Andrea Rossel, whose sister Fiona was murdered in the 7/7 London terror attacks, said: “There is enough bad stuff on the internet but this is just adding to the threat we face.”
Britain is thought to have avoided IS massacres because of the difficulty obtaining automatic weapons, like the ones used in the Paris attacks, here.
But pro-gun activist Wilson said he could release the code for his 3D machine gun as early as April.
He is locked in a legal battle with the White House after it ordered him to take down the online code for his pistol.
The 27-year-old said of his new project: “I promise you the reason you haven’t seen this yet is because it has been artificially delayed. I would have demonstrated this for you if I was allowed to.
“I am fighting my fight with the government but we have a whole new range of things.”
Asked if he was saying he had a downloadable 3D machine gun, he replied: “That’s basically what I’m telling you.”
Wilson said the materials needed to make the gun work once it is printed are available at hardware stores. A firing pin needs to be added – which can be a basic nail.
Plastic bullet shells could be printed but would need to be packed with a primer, smokeless gunpowder and improvised shrapnel items.
Wilson, who has been pictured firing his semi-automatic gun and Liberator pistol in 2013, added: “You can’t print a good slug or a firing pin yet because the material is not dense enough. So we just said use commonly available things.”
Asked if he cared whether the guns could be used in terror attacks, he replied: “Not really.
"There are all kinds of books in a library about how to build a bomb. You just have to have a certain commitment to the free exchange of ideas.”
Wilson released web blueprints for the Liberator two years ago while at Texas University.
The plans were downloaded more than 100,000 times and the State Department threatened criminal charges and a fine over export rules.
Even after his firm Defense Distributed took them down they were still widely available on pirate websites.
Wilson is suing the US government, challenging if release of code online is an export.
The 3D technology has been utilised by the pro-gun lobby to distribute weapon designs to thwart future controls.
Current automatic weapons rely on large components – including the barrel – being metal. The UK’s National Ballistics Intelligence Service has been testing plastic 3D guns.
It confirmed no checks are carried out on those buying printers. But it added: “Nabis has not seen 3D printed guns used in crime in the UK.”
The National Crime Agency said there was no evidence of a “significant increase in the prevalence of such weapons”.
Anyone found printing 3D guns faces a conviction.
Manufacturing is set to be revolutionised by 3D printing as specific components can be made by even small businesses - and the technology has other far-reaching impacts.

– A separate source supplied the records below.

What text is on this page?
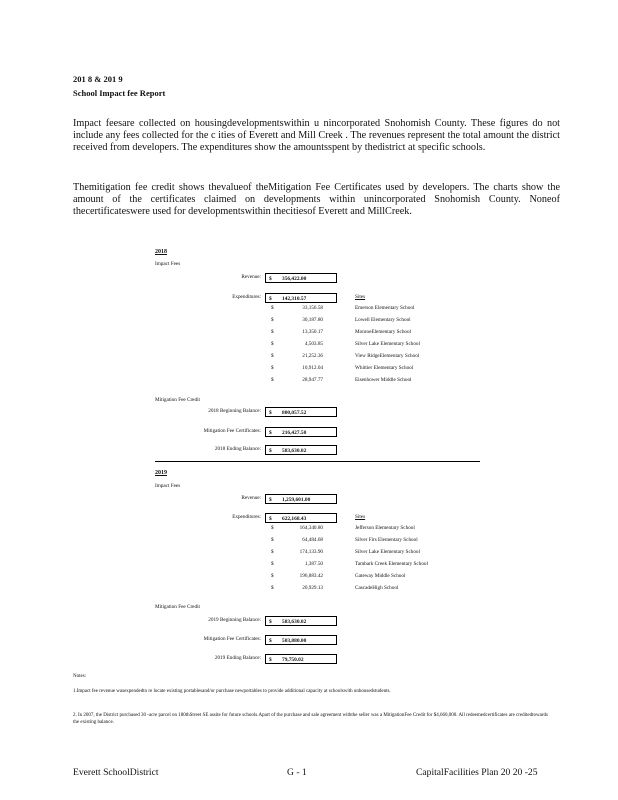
201 8 & 201 9
School Impact fee Report
Impact feesare collected on housingdevelopmentswithin u nincorporated Snohomish County. These figures do not include any fees collected for the c ities of Everett and Mill Creek . The revenues represent the total amount the district received from developers. The expenditures show the amountsspent by thedistrict at specific schools.
Themitigation fee credit shows thevalueof theMitigation Fee Certificates used by developers. The charts show the amount of the certificates claimed on developments within unincorporated Snohomish County. Noneof thecertificateswere used for developmentswithin thecitiesof Everett and MillCreek.
2018
Impact Fees
Revenue: $ 356,422.00
Expenditures: $ 142,310.57	Sites
$	33,156.58	Emerson Elementary School
$	30,187.80	Lowell Elementary School
$	13,350.17	MonroeElementary School
$	4,503.85	Silver Lake Elementary School
$	21,252.36	View RidgeElementary School
$	10,912.04	Whittier Elementary School
$	28,947.77	Eisenhower Middle School
Mitigation Fee Credit
2018 Beginning Balance: $ 800,057.52
Mitigation Fee Certificates: $ 216,427.50
2018 Ending Balance: $ 583,630.02
2019
Impact Fees
Revenue: $ 1,259,601.00
Expenditures: $ 622,168.43	Sites
$	164,340.80	Jefferson Elementary School
$	64,484.68	Silver Firs Elementary School
$	174,133.90	Silver Lake Elementary School
$	1,387.50	Tambark Creek Elementary School
$	196,883.42	Gateway Middle School
$	20,929.13	CascadeHigh School
Mitigation Fee Credit
2019 Beginning Balance: $ 583,630.02
Mitigation Fee Certificates: $ 503,880.00
2019 Ending Balance: $ 79,750.02
Notes:
1.Impact fee revenue wasexpendedto re locate existing portablesand/or purchase newportables to provide additional capacity at schoolswith unhousedstudents.
2. In 2007, the District purchased 30 -acre parcel on 180thStreet SE assite for future schools.Apart of the purchase and sale agreement withthe seller was a MitigationFee Credit for $4,660,000. All redeemedcertificates are creditedtowards the existing balance.
Everett SchoolDistrict	G - 1	CapitalFacilities Plan 20 20 -25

In 2014 astronauts made repairs using a custom-designed wrench produced on the International Space Station using a 3D printer.
This month the European Space Agency unveiled plans to build a lunar base within the next 20 years using 3D printers.
3D has also been hailed as a way of rebuilding severely injured patients.
Last year a cancer patient became the first person to receive a 3D-printed rib cage.
In another medical first a new lower jaw created by a 3D printer was fitted to an 83-year-old woman.
It has been claimed human cells could one day be manufactured and replacement organs could be printed for transplant.